A simple majority is required for Proposition Y to pass. Proceeds would finance the designing, constructing, improving, renovating, repairing, replacing and equipping new and existing MSD sewer and drainage facilities and systems.

If voters don’t authorize the borrowing, they face much steeper rate increases to pay for the projects on a cash basis, but the project costs would be lower over the long run without bond interest.

MSD is working under a 28-year, nearly $6 billion consent agreement with the U.S. Environmental Protection Agency. It bills the program as "Project Clear." The agency operates the fourth largest wastewater treatment system nationally.

The agency has been chipping away at the mandates in the 2012 agreement to reduce sanitary sewer overflows and building backups. In 2018, a federal judge signed off on an amendment that extended to 28 years the original 23-year term of the agreement.

The district last went to voters in 2016 when $900 million in borrowing capacity was approved. The referendum process allows voters a say in the level of rate increases needed to support the program.

Voters will also decide several other governance issues relating to the agency’s charter.

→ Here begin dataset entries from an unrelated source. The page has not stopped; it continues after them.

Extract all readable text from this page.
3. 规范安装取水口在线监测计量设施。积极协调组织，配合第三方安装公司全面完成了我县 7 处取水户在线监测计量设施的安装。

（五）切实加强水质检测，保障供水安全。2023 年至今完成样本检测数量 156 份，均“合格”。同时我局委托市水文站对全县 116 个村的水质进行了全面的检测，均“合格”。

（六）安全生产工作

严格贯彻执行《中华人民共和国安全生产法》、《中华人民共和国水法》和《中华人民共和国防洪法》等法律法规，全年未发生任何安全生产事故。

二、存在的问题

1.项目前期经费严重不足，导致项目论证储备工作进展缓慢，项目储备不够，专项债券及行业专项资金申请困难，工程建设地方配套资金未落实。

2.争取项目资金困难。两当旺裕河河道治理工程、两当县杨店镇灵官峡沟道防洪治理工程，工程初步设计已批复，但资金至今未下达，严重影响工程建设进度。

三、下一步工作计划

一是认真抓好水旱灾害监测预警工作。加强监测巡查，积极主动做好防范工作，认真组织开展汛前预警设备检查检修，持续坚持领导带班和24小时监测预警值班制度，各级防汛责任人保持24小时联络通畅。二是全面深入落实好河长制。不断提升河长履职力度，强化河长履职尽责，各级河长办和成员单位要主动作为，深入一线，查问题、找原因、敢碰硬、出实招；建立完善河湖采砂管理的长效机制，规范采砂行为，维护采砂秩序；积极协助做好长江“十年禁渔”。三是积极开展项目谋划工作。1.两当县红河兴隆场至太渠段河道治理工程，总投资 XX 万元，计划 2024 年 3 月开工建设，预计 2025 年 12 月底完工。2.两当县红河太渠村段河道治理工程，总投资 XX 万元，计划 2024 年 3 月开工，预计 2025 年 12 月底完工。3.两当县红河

The pandemic poses risks for such systems but not enough to dent the agency’s high-grade ratings as S&P Global Ratings (AAA) and Fitch Ratings (AA-plus) both affirmed MSD's ratings last fall ahead of a $120 million deal. Both assign a stable outlook.

“While only about 6% of the district's customers are commercial/industrial businesses, roughly 30% of MSD's user charge revenue comes from these customers,” Fitch said. “The district continues to evaluate potential impacts to revenue due to the coronavirus outbreak, including the impact local health-related orders and the federal stimulus package may have on delinquencies and collection activity.”

“The rating reflects our opinion of MSD's general creditworthiness and a combination of very strong enterprise-risk and extremely strong financial-risk profiles; both profiles incorporate our analysis of historical and projected extremely strong all-in debt service coverage and liquidity,” S&P said.

The agency has $1.7 billion of outstanding debt. Bonds are secured by pledged revenues of the district’s sanitary sewer system that come from customer payments and interest earnings after operating and maintenance expenses.